Built-in High Performance for Future AI Solutions
As in many Intel software optimization engagements, the work done with Taboola offers potential value for a much broader community. To better support emerging AI users, Intel generalized the tensor broadcast optimizations to support tensors of all dimensions, and then up-streamed the code improvements to the public distribution of Eigen. The optimized code will be included in TensorFlow-Serving release 1.10. As a result, future Eigen and TFS users will benefit from significantly faster tensor broadcasting when running their applications on Intel Xeon Scalable processors, or on the many other Intel® processors that support Intel AVX, Intel® Advanced Vector Extensions 2 (Intel® AVX2), and Intel AVX-512.

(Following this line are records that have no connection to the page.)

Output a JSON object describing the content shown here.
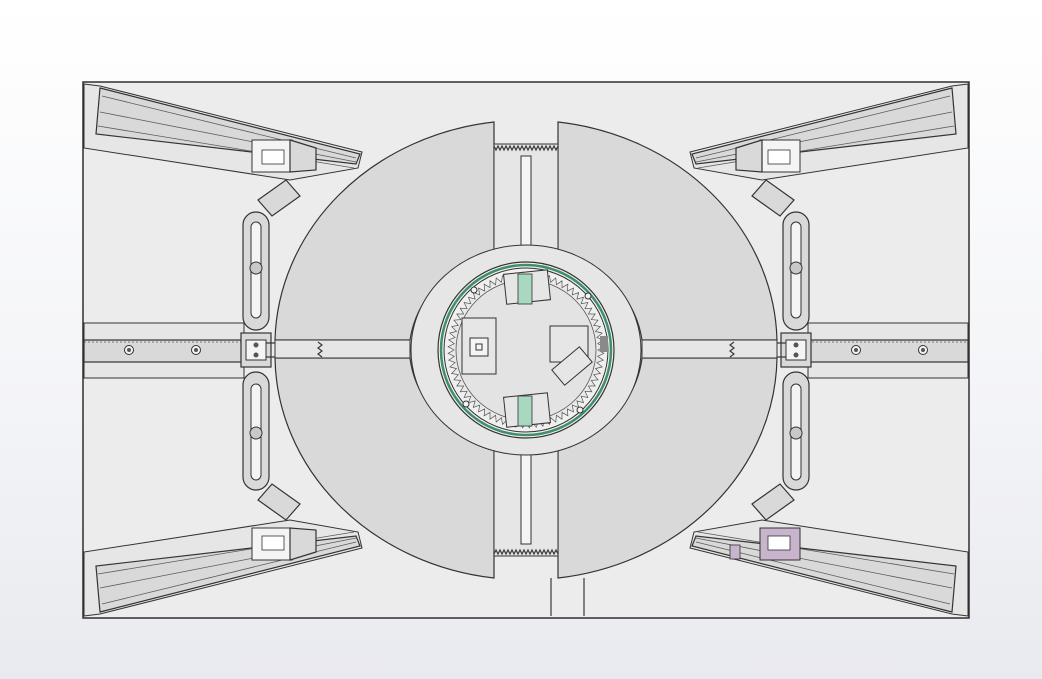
{
  "viewport": {
    "background_top": "#ffffff",
    "background_bottom": "#e9eaef"
  },
  "model": {
    "frame_fill": "#ececec",
    "part_fill": "#d9d9d9",
    "edge_color": "#333333",
    "bearing_ring_color": "#3f8f6b",
    "gear_tooth_count": 72,
    "highlight_color": "#a8d8c0",
    "accent_color": "#c8b4cc"
  }
}
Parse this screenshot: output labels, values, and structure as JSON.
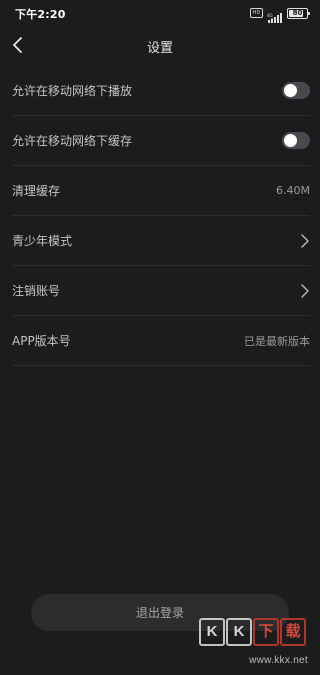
{
  "status_bar": {
    "time": "下午2:20",
    "hd_label": "HD",
    "network_label": "4G",
    "battery_text": "80",
    "battery_level": 0.8
  },
  "nav": {
    "title": "设置",
    "back_icon": "chevron-left-icon"
  },
  "settings": {
    "rows": [
      {
        "label": "允许在移动网络下播放",
        "control": "toggle",
        "on": false
      },
      {
        "label": "允许在移动网络下缓存",
        "control": "toggle",
        "on": false
      },
      {
        "label": "清理缓存",
        "control": "value",
        "value": "6.40M"
      },
      {
        "label": "青少年模式",
        "control": "chevron"
      },
      {
        "label": "注销账号",
        "control": "chevron"
      },
      {
        "label": "APP版本号",
        "control": "value",
        "value": "已是最新版本"
      }
    ]
  },
  "logout": {
    "label": "退出登录"
  },
  "watermark": {
    "logo_chars": [
      "K",
      "K",
      "下",
      "载"
    ],
    "url": "www.kkx.net"
  },
  "colors": {
    "background": "#1c1c1e",
    "divider": "#2c2c2e",
    "toggle_off": "#4a4a4e",
    "button_bg": "#2c2c2e"
  }
}
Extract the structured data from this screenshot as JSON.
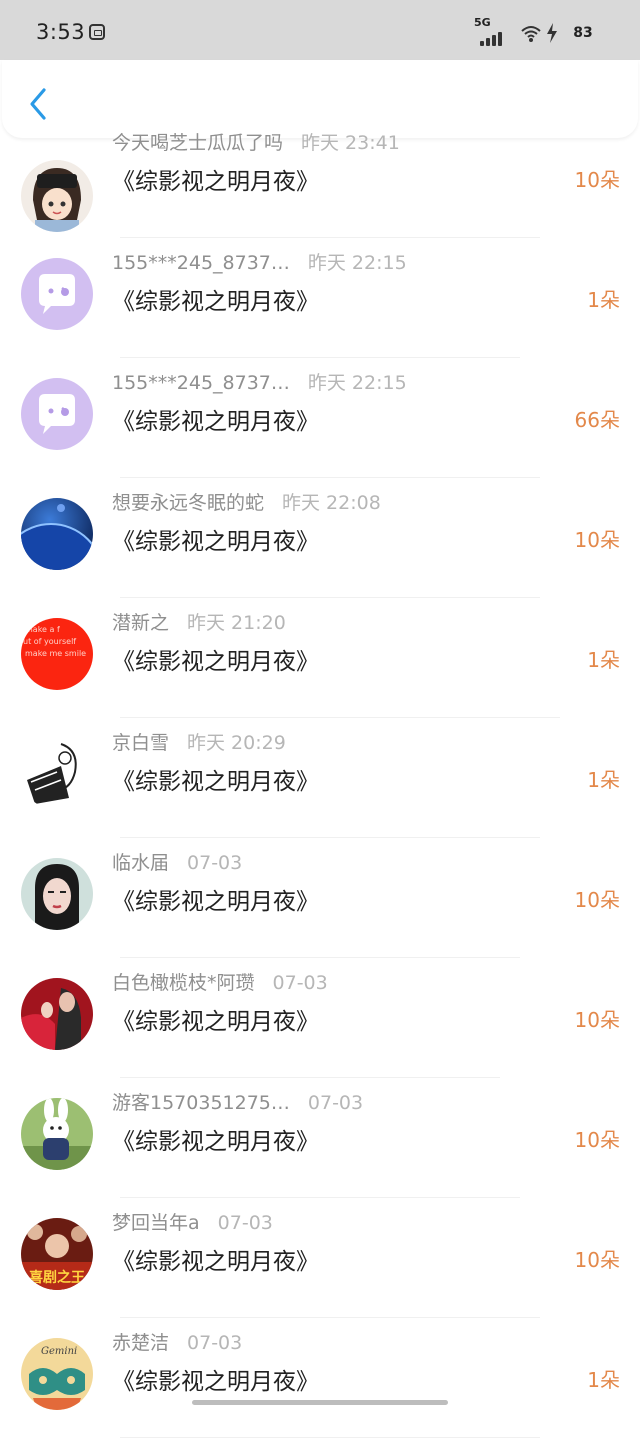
{
  "status_bar": {
    "time": "3:53",
    "network": "5G",
    "battery": "83"
  },
  "nav": {
    "back_icon": "chevron-left-icon"
  },
  "colors": {
    "accent": "#2a9ae6",
    "amount": "#e3884a",
    "name": "#8f8f8f",
    "time": "#b6b6b6"
  },
  "entries": [
    {
      "name": "今天喝芝士瓜瓜了吗",
      "time": "昨天 23:41",
      "book": "《综影视之明月夜》",
      "amount": "10朵",
      "avatar": "cartoon-girl-avatar"
    },
    {
      "name": "155***245_8737…",
      "time": "昨天 22:15",
      "book": "《综影视之明月夜》",
      "amount": "1朵",
      "avatar": "default-chat-avatar"
    },
    {
      "name": "155***245_8737…",
      "time": "昨天 22:15",
      "book": "《综影视之明月夜》",
      "amount": "66朵",
      "avatar": "default-chat-avatar"
    },
    {
      "name": "想要永远冬眠的蛇",
      "time": "昨天 22:08",
      "book": "《综影视之明月夜》",
      "amount": "10朵",
      "avatar": "blue-planet-avatar"
    },
    {
      "name": "潜新之",
      "time": "昨天 21:20",
      "book": "《综影视之明月夜》",
      "amount": "1朵",
      "avatar": "red-text-avatar"
    },
    {
      "name": "京白雪",
      "time": "昨天 20:29",
      "book": "《综影视之明月夜》",
      "amount": "1朵",
      "avatar": "sketch-avatar"
    },
    {
      "name": "临水届",
      "time": "07-03",
      "book": "《综影视之明月夜》",
      "amount": "10朵",
      "avatar": "portrait-avatar"
    },
    {
      "name": "白色橄榄枝*阿瓒",
      "time": "07-03",
      "book": "《综影视之明月夜》",
      "amount": "10朵",
      "avatar": "couple-avatar"
    },
    {
      "name": "游客1570351275…",
      "time": "07-03",
      "book": "《综影视之明月夜》",
      "amount": "10朵",
      "avatar": "rabbit-avatar"
    },
    {
      "name": "梦回当年a",
      "time": "07-03",
      "book": "《综影视之明月夜》",
      "amount": "10朵",
      "avatar": "poster-avatar"
    },
    {
      "name": "赤楚洁",
      "time": "07-03",
      "book": "《综影视之明月夜》",
      "amount": "1朵",
      "avatar": "gemini-avatar"
    }
  ]
}
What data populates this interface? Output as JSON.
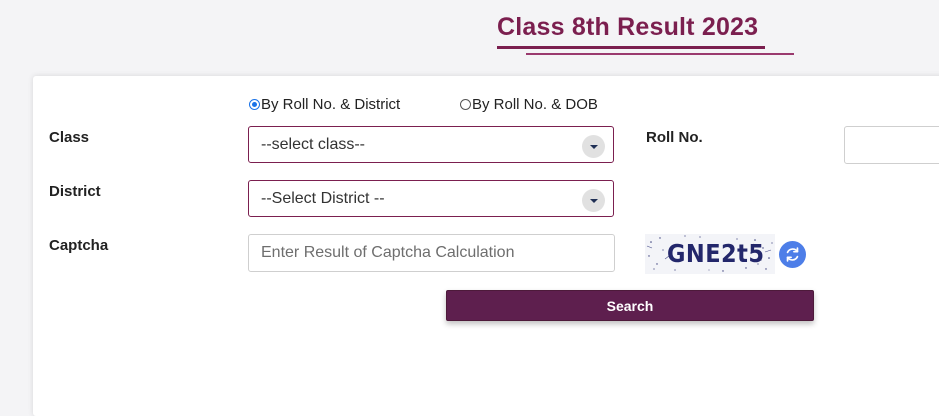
{
  "page": {
    "title": "Class 8th Result 2023"
  },
  "search_mode": {
    "options": [
      {
        "label": "By Roll No. & District",
        "selected": true
      },
      {
        "label": "By Roll No. & DOB",
        "selected": false
      }
    ]
  },
  "form": {
    "class": {
      "label": "Class",
      "selected_value": "--select class--"
    },
    "district": {
      "label": "District",
      "selected_value": "--Select District --"
    },
    "roll_no": {
      "label": "Roll No.",
      "value": "",
      "placeholder": ""
    },
    "captcha": {
      "label": "Captcha",
      "value": "",
      "placeholder": "Enter Result of Captcha Calculation",
      "image_text": "GNE2t5"
    },
    "search_button_label": "Search"
  },
  "colors": {
    "brand": "#7b1f4f",
    "button": "#5e1f4e",
    "refresh": "#4d7ee8",
    "radio_selected": "#1a73e8"
  },
  "icons": {
    "dropdown": "chevron-down-icon",
    "refresh": "refresh-icon"
  }
}
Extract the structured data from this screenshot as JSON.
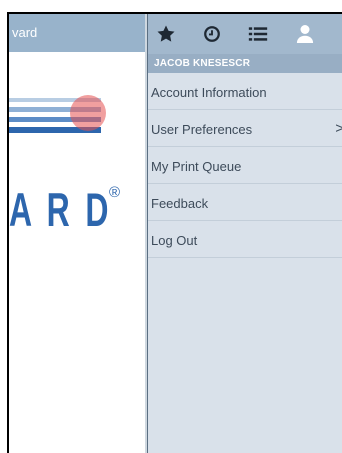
{
  "app": {
    "header_title": "vard",
    "logo_text": "A R D",
    "logo_registered": "®"
  },
  "toolbar": {
    "icons": [
      "star-icon",
      "clock-icon",
      "list-icon",
      "user-icon"
    ]
  },
  "menu": {
    "user_name": "JACOB KNESESCR",
    "items": [
      {
        "label": "Account Information",
        "has_submenu": false
      },
      {
        "label": "User Preferences",
        "has_submenu": true
      },
      {
        "label": "My Print Queue",
        "has_submenu": false
      },
      {
        "label": "Feedback",
        "has_submenu": false
      },
      {
        "label": "Log Out",
        "has_submenu": false
      }
    ],
    "submenu_indicator": ">"
  },
  "colors": {
    "header_blue": "#98b3cb",
    "logo_blue": "#2d66ad",
    "menu_bg": "#d9e1ea",
    "click_marker": "#e55050"
  }
}
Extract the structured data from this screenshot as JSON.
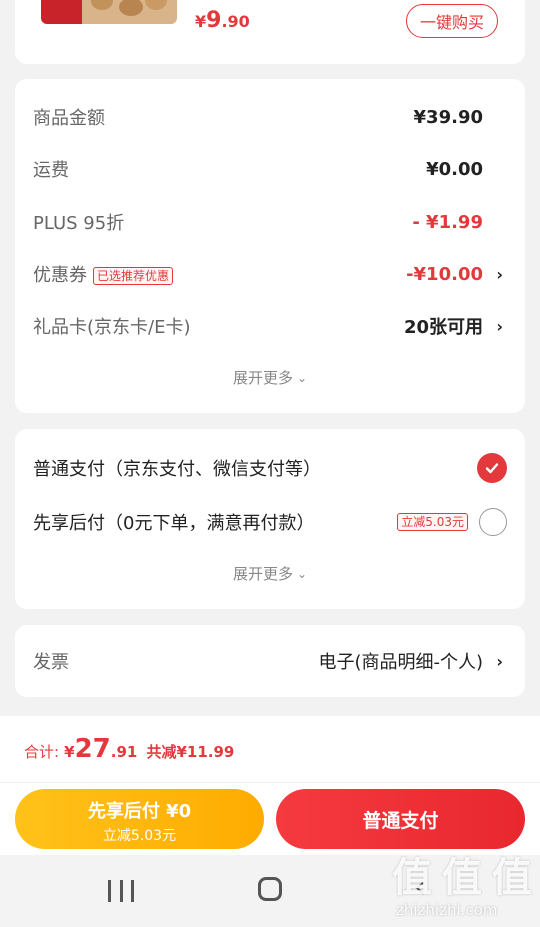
{
  "product": {
    "price_symbol": "¥",
    "price_int": "9",
    "price_dec": ".90",
    "buy_button": "一键购买"
  },
  "summary": {
    "rows": [
      {
        "label": "商品金额",
        "value": "¥39.90"
      },
      {
        "label": "运费",
        "value": "¥0.00"
      },
      {
        "label": "PLUS 95折",
        "value": "- ¥1.99"
      },
      {
        "label": "优惠券",
        "tag": "已选推荐优惠",
        "value": "-¥10.00"
      },
      {
        "label": "礼品卡(京东卡/E卡)",
        "value": "20张可用"
      }
    ],
    "more": "展开更多"
  },
  "payment": {
    "options": [
      {
        "label": "普通支付（京东支付、微信支付等）"
      },
      {
        "label": "先享后付（0元下单，满意再付款）",
        "tag": "立减5.03元"
      }
    ],
    "more": "展开更多"
  },
  "invoice": {
    "label": "发票",
    "value": "电子(商品明细-个人)"
  },
  "footer": {
    "total_label": "合计:",
    "symbol": "¥",
    "total_int": "27",
    "total_dec": ".91",
    "discount": "共减¥11.99",
    "btn_later_main": "先享后付 ¥0",
    "btn_later_sub": "立减5.03元",
    "btn_pay": "普通支付"
  },
  "watermark": {
    "text": "值 值 值",
    "site": "zhizhizhi.com"
  },
  "colors": {
    "accent": "#e4393c",
    "yellow": "#ffb300"
  }
}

A Scalable Path Forward for AI Developers
Adding SIMD capabilities to software is fundamental to optimizing performance on modern processors. The techniques used in optimizing TFS and Eigen can be applied to many other software codes and can potentially deliver major performance gains for a wide range of applications running on Intel processor-based platforms. For commonly used neural network primitives, AI developers can rely on Intel MKL-DNN to get the optimal performance on Intel processors. Identifying and optimizing the most time-consuming code segments is an iterative process that offers a path toward unleashing even higher performance on both current and future hardware platforms.
Conclusion
Taboola has achieved rapid, worldwide growth by matching individuals with brand and editorial content that’s interesting and relevant to them across the open web. Both speed and accuracy are fundamental to the success of Taboola’s discovery platform, and a highly optimized AI framework on Intel architecture makes it easier to achieve these goals without overspending on hardware infrastructure.
Intel continues to deliver new hardware optimizations with each new processor generation and collaborates with both open source communities and commercial organizations to help unleash the full performance benefits in real-world deployments. In recent processor generations, many of these advances have targeted the heavy processing demands of AI workloads. Taking advantage of these advances can help organizations build better AI solutions today using their existing infrastructure. It can also help them scale their solutions more easily and cost effectively on future Intel Xeon Scalable processors.